“No Employer-Employee Relationship” as Defense in Labor Cases
The relations between employer and employee are not merely contractual. They are so impressed with public interest that labor contracts must yield to the common good. Therefore, such contracts are subject to the special laws on labor unions, collective bargaining, strikes and lockouts, closed shop, wages, working conditions, hours of labor and similar subjects [Art. 1700, Civil Code].
Though many employers have been consciously complying with the requirements of the law, many of them still fall victims of disgruntled employees who file various complaints before the labor tribunals. However, if such employers will be able to show that the complainants are not their employees, then the labor authorities will have no other alternative but to dismiss the case filed before it because they do not have jurisdiction to hear and decide the dispute.

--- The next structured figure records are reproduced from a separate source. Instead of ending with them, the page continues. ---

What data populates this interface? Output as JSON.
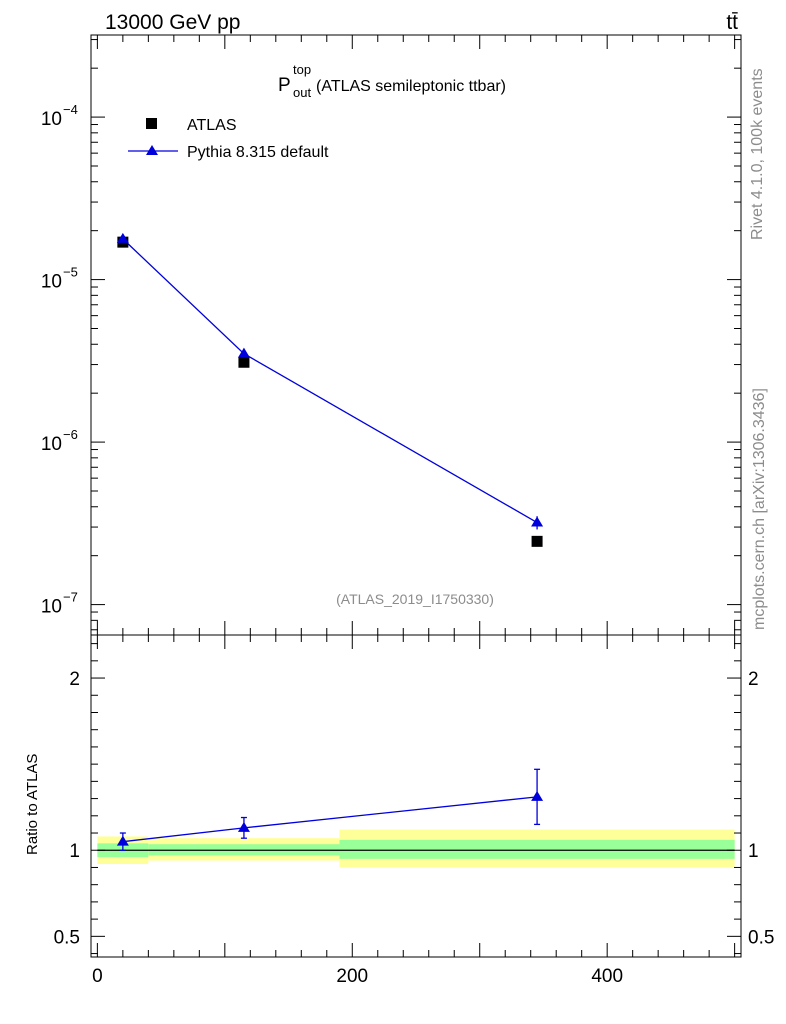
{
  "header": {
    "left": "13000 GeV pp",
    "right": "tt̄"
  },
  "title": {
    "main": "P",
    "sup": "top",
    "sub": "out",
    "rest": " (ATLAS semileptonic ttbar)"
  },
  "side_labels": {
    "rivet": "Rivet 4.1.0,  100k events",
    "mcplots": "mcplots.cern.ch [arXiv:1306.3436]"
  },
  "analysis_id": "(ATLAS_2019_I1750330)",
  "legend": {
    "data_label": "ATLAS",
    "mc_label": "Pythia 8.315 default"
  },
  "colors": {
    "mc": "#0000dd",
    "band_inner": "#99ff99",
    "band_outer": "#ffff99",
    "data": "#000000"
  },
  "chart_data": [
    {
      "type": "scatter",
      "panel": "main",
      "yscale": "log",
      "xlim": [
        -5,
        505
      ],
      "ylim": [
        6.5e-08,
        0.00032
      ],
      "y_ticks": [
        {
          "value": 0.0001,
          "base": "10",
          "exp": "−4"
        },
        {
          "value": 1e-05,
          "base": "10",
          "exp": "−5"
        },
        {
          "value": 1e-06,
          "base": "10",
          "exp": "−6"
        },
        {
          "value": 1e-07,
          "base": "10",
          "exp": "−7"
        }
      ],
      "series": [
        {
          "name": "ATLAS",
          "marker": "square",
          "x": [
            20,
            115,
            345
          ],
          "y": [
            1.7e-05,
            3.1e-06,
            2.45e-07
          ],
          "yerr": [
            0,
            0,
            0
          ]
        },
        {
          "name": "Pythia 8.315 default",
          "marker": "triangle",
          "x": [
            20,
            115,
            345
          ],
          "y": [
            1.78e-05,
            3.5e-06,
            3.2e-07
          ],
          "yerr": [
            5e-07,
            1e-07,
            3e-08
          ]
        }
      ]
    },
    {
      "type": "scatter",
      "panel": "ratio",
      "ylabel": "Ratio to ATLAS",
      "xlim": [
        -5,
        505
      ],
      "ylim": [
        0.38,
        2.25
      ],
      "y_ticks": [
        {
          "value": 0.5,
          "label": "0.5"
        },
        {
          "value": 1,
          "label": "1"
        },
        {
          "value": 2,
          "label": "2"
        }
      ],
      "x_ticks": [
        {
          "value": 0,
          "label": "0"
        },
        {
          "value": 200,
          "label": "200"
        },
        {
          "value": 400,
          "label": "400"
        }
      ],
      "bands": [
        {
          "x0": 0,
          "x1": 40,
          "inner": [
            0.96,
            1.04
          ],
          "outer": [
            0.92,
            1.08
          ]
        },
        {
          "x0": 40,
          "x1": 190,
          "inner": [
            0.97,
            1.035
          ],
          "outer": [
            0.94,
            1.07
          ]
        },
        {
          "x0": 190,
          "x1": 500,
          "inner": [
            0.95,
            1.06
          ],
          "outer": [
            0.9,
            1.12
          ]
        }
      ],
      "series": [
        {
          "name": "Pythia 8.315 default",
          "x": [
            20,
            115,
            345
          ],
          "y": [
            1.05,
            1.13,
            1.31
          ],
          "yerr": [
            0.05,
            0.06,
            0.16
          ]
        }
      ]
    }
  ]
}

It is therefore practical to determine first whether there is an employer-employee relationship. From the time of engagement of a person’s services, business owners should already be aware if the relationship they are creating is already one of employer-employee, or purely contractual in nature.
The four-fold test
In determining whether there is an employer-employee relationship between the parties, the following questions must be considered:
- Who has the power of selection and engagement of the employee?
- Who pays the wages of employee?
- Who has the power of dismissal? and;
- Who has the power to control the employees conduct?
The power of control
Of the powers mentioned above, the power of control over the employee’s conduct is generally regarded as determinative of the existence of the employer-employee relationship [See: G.R. No. 95845]. Under the control test, such a relationship exist where the person for whom the services are performed reserves the right to control not only the end achieved, but also the manner and means used to achieve that end [See: D.O. No. 147-15]. Thus, if the power of control can be exercised only on the end result of the job, and not on the means as to how the job will be done, then the relationship is not that of an employer and employee. The relationship between them is merely contractual. For an employer-employee relationship to arise, there must be control on not just one, but on both the end result and the means to achieve such end.
Take note, however, that a line should be drawn between rules that merely serve as guidelines towards the achievement of the mutually desired result without dictating the means or methods to be employed in attaining it, and those that control or fix the methodology and bind or restrict the party hired to the use of such means. The first, which aim only to promote the result, create no employer-employee relationship unlike the second, which address both the result and the means to achieve it [See: G.R. No. 84484].
Evidence to prove the existence of the relationship
In labor cases, while respondent companies would normally try to prove the absence of employer-employee relationship, the opposite is true for the complainants who would try to prove the existence of employer-employee relationship.
In these instances, just bear in mind that there is no particular form of evidence required to prove the existence of such relationship. It may be documentary evidence, testimonial evidence, or any competent and relevant evidence available [See: G.R. No. 117495].
Are drivers paid on boundary system considered as employees?
The relationship between jeepney owners/operators on one hand and jeepney drivers on the other under the boundary system is that of employer-employee, as the operators exercise supervision and control over the drivers. The fact that the drivers do not receive fixed wages but get only that in excess of the so-called “boundary” they pay to the owner/operator is not sufficient to withdraw the relationship between them from that of employer and employee. Also, the drivers have been engaged to perform activities which were usually necessary or desirable in the usual business or trade of the employer [Ibid].
Is the resident agent of a foreign corporation an employee?
Where the company selected and engaged the services of a person as its resident agent in the Philippines, paid the latter’s salary, held the power of dismissal as can be shown by various memorandum that it may issue, have the power of control over the means and methods of the agent in accomplishing his work, then employer-employee relationship exists between them. Exercise of the power of control by the company may consist of various directives that it may issue to the agent [See: G.R. No. 159333].
Can lawyers and other professionals be employed?
Lawyers or any other professionals may very well be an employee of a private corporation. It is not unusual for big corporations to have a staff of lawyers as its in-house counsel, pay them regular salaries, rank them in its table of organization, and otherwise treat them like other officers and employees. At the same time, it may also contract a law firm to act as outside counsel on a retainer basis, where no employer-employee relationship is created [See: G.R. No. 111870].
Since labor arbiters and other labor tribunals have no jurisdiction over claims not arising from employer-employee relationship, then it would be best for business owners to be aware as to who their employees are, and who are not, based on the tests discussed above. Though such disputes may still be heard and decided by the regular courts, the absence of an employer-employee relationship is still a potent defense that would spell instant dismissal of the case if one such dispute is brought before the labor authorities.